Once you know what you’re going to eat all week, you may decide that you want to cook each meal individually, or you may decide that spending a few hours prepping your meals makes more sense for you. If you choose the latter, pick a day when you don’t have any other commitments and spend a few hours in the kitchen preparing your meals for the entire week. You can make a quiche, a couple of ketogenic-friendly casseroles, and a big pot of soup. Divide each meal into to-go containers and store them in the refrigerator so that they’re ready to go when you are.

Being Prepared

When you’re on a specialized diet such as the ketogenic one, there is really no such thing as convenience foods. You have to be prepared at all times. You might have to take meals and snacks with you everywhere you go, but it’s a small price to pay for the way you’ll feel.
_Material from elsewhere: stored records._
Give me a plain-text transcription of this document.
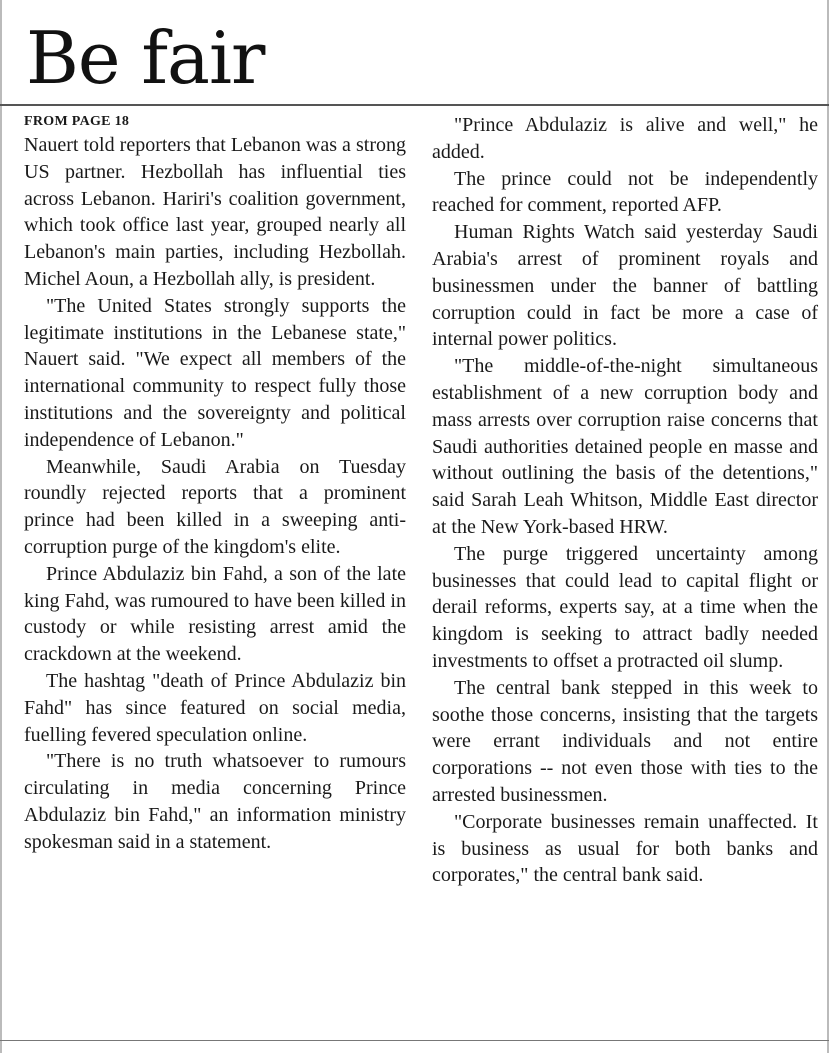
Be fair
FROM PAGE 18

Nauert told reporters that Lebanon was a strong US partner. Hezbollah has influential ties across Lebanon. Hariri's coalition government, which took office last year, grouped nearly all Lebanon's main parties, including Hezbollah. Michel Aoun, a Hezbollah ally, is president.

"The United States strongly supports the legitimate institutions in the Lebanese state," Nauert said. "We expect all members of the international community to respect fully those institutions and the sovereignty and political independence of Lebanon."

Meanwhile, Saudi Arabia on Tuesday roundly rejected reports that a prominent prince had been killed in a sweeping anticorruption purge of the kingdom's elite.

Prince Abdulaziz bin Fahd, a son of the late king Fahd, was rumoured to have been killed in custody or while resisting arrest amid the crackdown at the weekend.

The hashtag "death of Prince Abdulaziz bin Fahd" has since featured on social media, fuelling fevered speculation online.

"There is no truth whatsoever to rumours circulating in media concerning Prince Abdulaziz bin Fahd," an information ministry spokesman said in a statement.

"Prince Abdulaziz is alive and well," he added.

The prince could not be independently reached for comment, reported AFP.

Human Rights Watch said yesterday Saudi Arabia's arrest of prominent royals and businessmen under the banner of battling corruption could in fact be more a case of internal power politics.

"The middle-of-the-night simultaneous establishment of a new corruption body and mass arrests over corruption raise concerns that Saudi authorities detained people en masse and without outlining the basis of the detentions," said Sarah Leah Whitson, Middle East director at the New York-based HRW.

The purge triggered uncertainty among businesses that could lead to capital flight or derail reforms, experts say, at a time when the kingdom is seeking to attract badly needed investments to offset a protracted oil slump.

The central bank stepped in this week to soothe those concerns, insisting that the targets were errant individuals and not entire corporations -- not even those with ties to the arrested businessmen.

"Corporate businesses remain unaffected. It is business as usual for both banks and corporates," the central bank said.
Pack a lunch every day and keep nonperishable snacks like fat bombs, coconut shavings, nuts, and seeds in your car, in your desk at work, and in your purse or briefcase.

Don’t Make It Complicated

It’s tempting to want to create elaborate meal plans that feature a new gourmet entrée each night, but for most people that’s just not realistic. You have to make sure that your new diet plan can fit into your lifestyle; otherwise, you won’t be able to stick to it. Keep things simple by eating the same thing for breakfast three times a week and using leftovers from dinner for the next day’s lunch. You can double or triple recipes to prepare meals in bulk and then freeze them for another day when you don’t have the time to cook.

Starting a new diet is not easy; it takes dedication and preparation. You’ll have to do some fine-tuning and rearranging to figure out what works for you, but once you get the hang of it, it will become second nature.